Design and installation assistance was provided by Loop Group, Inc., the commercial loop design and installation division of Geothermal Design, Inc. Mechanical Contractors Association of Chicago (MCA Chicago) and Local Union 151 also provided training assistance. Water source heat pumps were provided by Mammoth, Inc., Chaska, MN.

The geothermal portion of the project is scheduled to be completed by August 2008. The entire project is slated for completion late in 2009.

Heat exchanger raft
A Mechanical, Inc. contractor moves the heat exchanger raft into position.
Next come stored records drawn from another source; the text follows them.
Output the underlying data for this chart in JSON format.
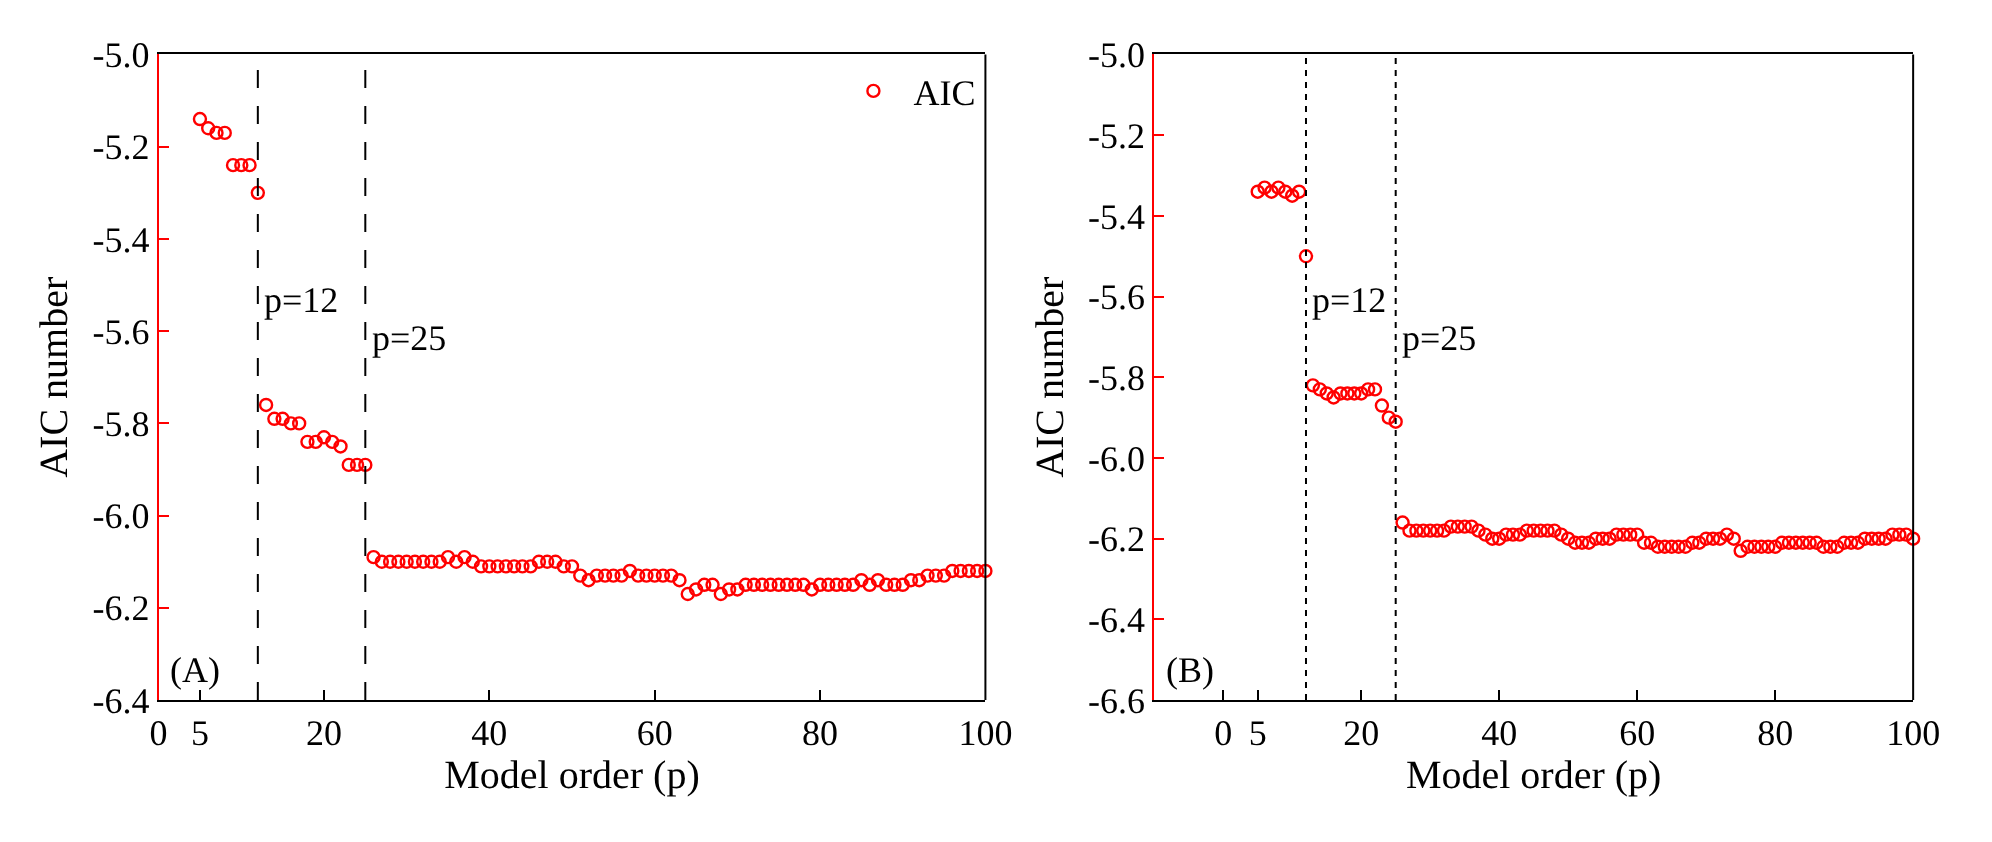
{
  "chart_data": [
    {
      "type": "scatter",
      "xlabel": "Model order (p)",
      "ylabel": "AIC number",
      "annotations": [
        "(A)"
      ],
      "legend": "top right",
      "marker": "circle",
      "xlim": [
        0,
        100
      ],
      "xticks": [
        0,
        5,
        20,
        40,
        60,
        80,
        100
      ],
      "ylim": [
        -6.4,
        -5.0
      ],
      "yticks": [
        {
          "value": -6.4,
          "label": "-6.4"
        },
        {
          "value": -6.2,
          "label": "-6.2"
        },
        {
          "value": -6.0,
          "label": "-6.0"
        },
        {
          "value": -5.8,
          "label": "-5.8"
        },
        {
          "value": -5.6,
          "label": "-5.6"
        },
        {
          "value": -5.4,
          "label": "-5.4"
        },
        {
          "value": -5.2,
          "label": "-5.2"
        },
        {
          "value": -5.0,
          "label": "-5.0"
        }
      ],
      "ref_lines": [
        {
          "axis": "x",
          "value": 12,
          "label": "p=12",
          "line_style": "dashed",
          "color": "#000000"
        },
        {
          "axis": "x",
          "value": 25,
          "label": "p=25",
          "line_style": "dashed",
          "color": "#000000"
        }
      ],
      "x": [
        5,
        6,
        7,
        8,
        9,
        10,
        11,
        12,
        13,
        14,
        15,
        16,
        17,
        18,
        19,
        20,
        21,
        22,
        23,
        24,
        25,
        26,
        27,
        28,
        29,
        30,
        31,
        32,
        33,
        34,
        35,
        36,
        37,
        38,
        39,
        40,
        41,
        42,
        43,
        44,
        45,
        46,
        47,
        48,
        49,
        50,
        51,
        52,
        53,
        54,
        55,
        56,
        57,
        58,
        59,
        60,
        61,
        62,
        63,
        64,
        65,
        66,
        67,
        68,
        69,
        70,
        71,
        72,
        73,
        74,
        75,
        76,
        77,
        78,
        79,
        80,
        81,
        82,
        83,
        84,
        85,
        86,
        87,
        88,
        89,
        90,
        91,
        92,
        93,
        94,
        95,
        96,
        97,
        98,
        99,
        100
      ],
      "series": [
        {
          "name": "AIC",
          "color": "#ff0000",
          "values": [
            -5.14,
            -5.16,
            -5.17,
            -5.17,
            -5.24,
            -5.24,
            -5.24,
            -5.3,
            -5.76,
            -5.79,
            -5.79,
            -5.8,
            -5.8,
            -5.84,
            -5.84,
            -5.83,
            -5.84,
            -5.85,
            -5.89,
            -5.89,
            -5.89,
            -6.09,
            -6.1,
            -6.1,
            -6.1,
            -6.1,
            -6.1,
            -6.1,
            -6.1,
            -6.1,
            -6.09,
            -6.1,
            -6.09,
            -6.1,
            -6.11,
            -6.11,
            -6.11,
            -6.11,
            -6.11,
            -6.11,
            -6.11,
            -6.1,
            -6.1,
            -6.1,
            -6.11,
            -6.11,
            -6.13,
            -6.14,
            -6.13,
            -6.13,
            -6.13,
            -6.13,
            -6.12,
            -6.13,
            -6.13,
            -6.13,
            -6.13,
            -6.13,
            -6.14,
            -6.17,
            -6.16,
            -6.15,
            -6.15,
            -6.17,
            -6.16,
            -6.16,
            -6.15,
            -6.15,
            -6.15,
            -6.15,
            -6.15,
            -6.15,
            -6.15,
            -6.15,
            -6.16,
            -6.15,
            -6.15,
            -6.15,
            -6.15,
            -6.15,
            -6.14,
            -6.15,
            -6.14,
            -6.15,
            -6.15,
            -6.15,
            -6.14,
            -6.14,
            -6.13,
            -6.13,
            -6.13,
            -6.12,
            -6.12,
            -6.12,
            -6.12,
            -6.12
          ]
        }
      ]
    },
    {
      "type": "scatter",
      "xlabel": "Model order (p)",
      "ylabel": "AIC number",
      "annotations": [
        "(B)"
      ],
      "marker": "circle",
      "xlim": [
        -10,
        100
      ],
      "xticks": [
        0,
        5,
        20,
        40,
        60,
        80,
        100
      ],
      "ylim": [
        -6.6,
        -5.0
      ],
      "yticks": [
        {
          "value": -6.6,
          "label": "-6.6"
        },
        {
          "value": -6.4,
          "label": "-6.4"
        },
        {
          "value": -6.2,
          "label": "-6.2"
        },
        {
          "value": -6.0,
          "label": "-6.0"
        },
        {
          "value": -5.8,
          "label": "-5.8"
        },
        {
          "value": -5.6,
          "label": "-5.6"
        },
        {
          "value": -5.4,
          "label": "-5.4"
        },
        {
          "value": -5.2,
          "label": "-5.2"
        },
        {
          "value": -5.0,
          "label": "-5.0"
        }
      ],
      "ref_lines": [
        {
          "axis": "x",
          "value": 12,
          "label": "p=12",
          "line_style": "dotted",
          "color": "#000000"
        },
        {
          "axis": "x",
          "value": 25,
          "label": "p=25",
          "line_style": "dotted",
          "color": "#000000"
        }
      ],
      "x": [
        5,
        6,
        7,
        8,
        9,
        10,
        11,
        12,
        13,
        14,
        15,
        16,
        17,
        18,
        19,
        20,
        21,
        22,
        23,
        24,
        25,
        26,
        27,
        28,
        29,
        30,
        31,
        32,
        33,
        34,
        35,
        36,
        37,
        38,
        39,
        40,
        41,
        42,
        43,
        44,
        45,
        46,
        47,
        48,
        49,
        50,
        51,
        52,
        53,
        54,
        55,
        56,
        57,
        58,
        59,
        60,
        61,
        62,
        63,
        64,
        65,
        66,
        67,
        68,
        69,
        70,
        71,
        72,
        73,
        74,
        75,
        76,
        77,
        78,
        79,
        80,
        81,
        82,
        83,
        84,
        85,
        86,
        87,
        88,
        89,
        90,
        91,
        92,
        93,
        94,
        95,
        96,
        97,
        98,
        99,
        100
      ],
      "series": [
        {
          "color": "#ff0000",
          "values": [
            -5.34,
            -5.33,
            -5.34,
            -5.33,
            -5.34,
            -5.35,
            -5.34,
            -5.5,
            -5.82,
            -5.83,
            -5.84,
            -5.85,
            -5.84,
            -5.84,
            -5.84,
            -5.84,
            -5.83,
            -5.83,
            -5.87,
            -5.9,
            -5.91,
            -6.16,
            -6.18,
            -6.18,
            -6.18,
            -6.18,
            -6.18,
            -6.18,
            -6.17,
            -6.17,
            -6.17,
            -6.17,
            -6.18,
            -6.19,
            -6.2,
            -6.2,
            -6.19,
            -6.19,
            -6.19,
            -6.18,
            -6.18,
            -6.18,
            -6.18,
            -6.18,
            -6.19,
            -6.2,
            -6.21,
            -6.21,
            -6.21,
            -6.2,
            -6.2,
            -6.2,
            -6.19,
            -6.19,
            -6.19,
            -6.19,
            -6.21,
            -6.21,
            -6.22,
            -6.22,
            -6.22,
            -6.22,
            -6.22,
            -6.21,
            -6.21,
            -6.2,
            -6.2,
            -6.2,
            -6.19,
            -6.2,
            -6.23,
            -6.22,
            -6.22,
            -6.22,
            -6.22,
            -6.22,
            -6.21,
            -6.21,
            -6.21,
            -6.21,
            -6.21,
            -6.21,
            -6.22,
            -6.22,
            -6.22,
            -6.21,
            -6.21,
            -6.21,
            -6.2,
            -6.2,
            -6.2,
            -6.2,
            -6.19,
            -6.19,
            -6.19,
            -6.2
          ]
        }
      ]
    }
  ]
}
A portion of the Sherman Hospital construction site appears in the background.
Lifting Frame
Mechanical Inc.’s plumbing crew positions the lifting frame and geothermal heat exchanger raft as it’s set into the artificial lake near Sherman Hospital.

Selena Worster is a U.S. Green Building Council (USGBC) Leadership in Energy and Environmental Design (LEED®) Accredited Professional (AP), with a green contractor certification from the City of Chicago. She advises contractors seeking green projects to be staffed with one or more LEED APs. If a contractor has a background in green building, be prepared to validate that the buildings are performing as designed.

Worster sees the Sherman Hospital project as the beginning of a greener future for the Midwest, and ultimately, the U.S.

“More businesses are embracing green building. Hopefully this project will inspire other businesses to pursue their own green solutions,” she says.

Mechanical, Inc. was founded in 1968, and is one of the top 50 mechanical contracting firms in the U.S. It has completed projects up to $25 million in 23 states.